O gigante desenvolvedor imobiliário chinês Country Garden sonhou com Forest City como uma “cidade verde e futurista” que se estende por 12 milhas quadradas e quatro ilhas artificiais. Era para haver 700 mil apartamentos. Apenas uma ilha, com 26 mil apartamentos em várias dezenas de torres, foi construída.
Desde que a Country Garden deu calote em sua dívida no ano passado, ela se tornou um emblema dos excessos do boom habitacional da China, uma empresa incapaz de pagar suas contas ou construir os apartamentos prometidos. Centenas de milhares de compradores de imóveis e projetos como Forest City estão em um limbo. Credores que estão processando a Country Garden em Hong Kong podem eventualmente apreender Forest City.
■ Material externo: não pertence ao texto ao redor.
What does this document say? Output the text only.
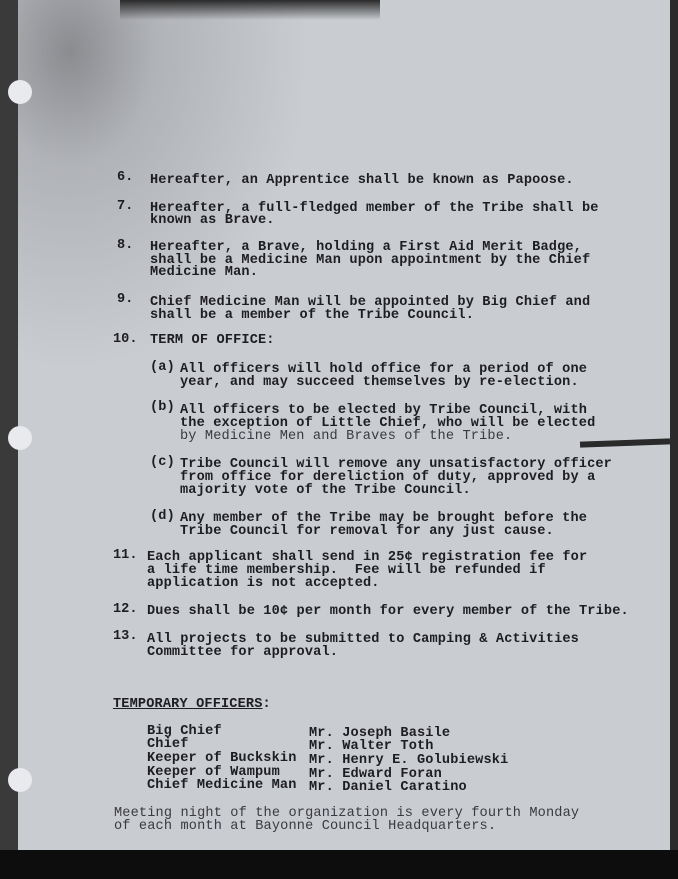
6. Hereafter, an Apprentice shall be known as Papoose.
7. Hereafter, a full-fledged member of the Tribe shall be
known as Brave.
8. Hereafter, a Brave, holding a First Aid Merit Badge,
shall be a Medicine Man upon appointment by the Chief
Medicine Man.
9. Chief Medicine Man will be appointed by Big Chief and
shall be a member of the Tribe Council.
10. TERM OF OFFICE:
(a) All officers will hold office for a period of one
year, and may succeed themselves by re-election.
(b) All officers to be elected by Tribe Council, with
the exception of Little Chief, who will be elected
by Medicine Men and Braves of the Tribe.
(c) Tribe Council will remove any unsatisfactory officer
from office for dereliction of duty, approved by a
majority vote of the Tribe Council.
(d) Any member of the Tribe may be brought before the
Tribe Council for removal for any just cause.
11. Each applicant shall send in 25¢ registration fee for
a life time membership.  Fee will be refunded if
application is not accepted.
12. Dues shall be 10¢ per month for every member of the Tribe.
13. All projects to be submitted to Camping & Activities
Committee for approval.
TEMPORARY OFFICERS:
Big Chief	Mr. Joseph Basile
Chief	Mr. Walter Toth
Keeper of Buckskin Mr. Henry E. Golubiewski
Keeper of Wampum Mr. Edward Foran
Chief Medicine Man Mr. Daniel Caratino
Meeting night of the organization is every fourth Monday
of each month at Bayonne Council Headquarters.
Com poucos residentes e um futuro incerto, Forest City agora serve como uma tela em branco. Foi usada como cenário para os reality shows “O Sabotador” na Netflix e “Battle Trip” na televisão sul-coreana. Um investidor em criptomoedas, Balaji Srinivasan, começou recentemente a usar um espaço em Forest City para uma escola de tecnologia temporária.
Mas a Country Garden ainda mantém suas ambições. “O plano para Forest City não mudará”, disse a Country Garden em um comunicado ao The New York Times. “Desenvolvimentos e construções razoáveis serão realizados de acordo com a demanda.”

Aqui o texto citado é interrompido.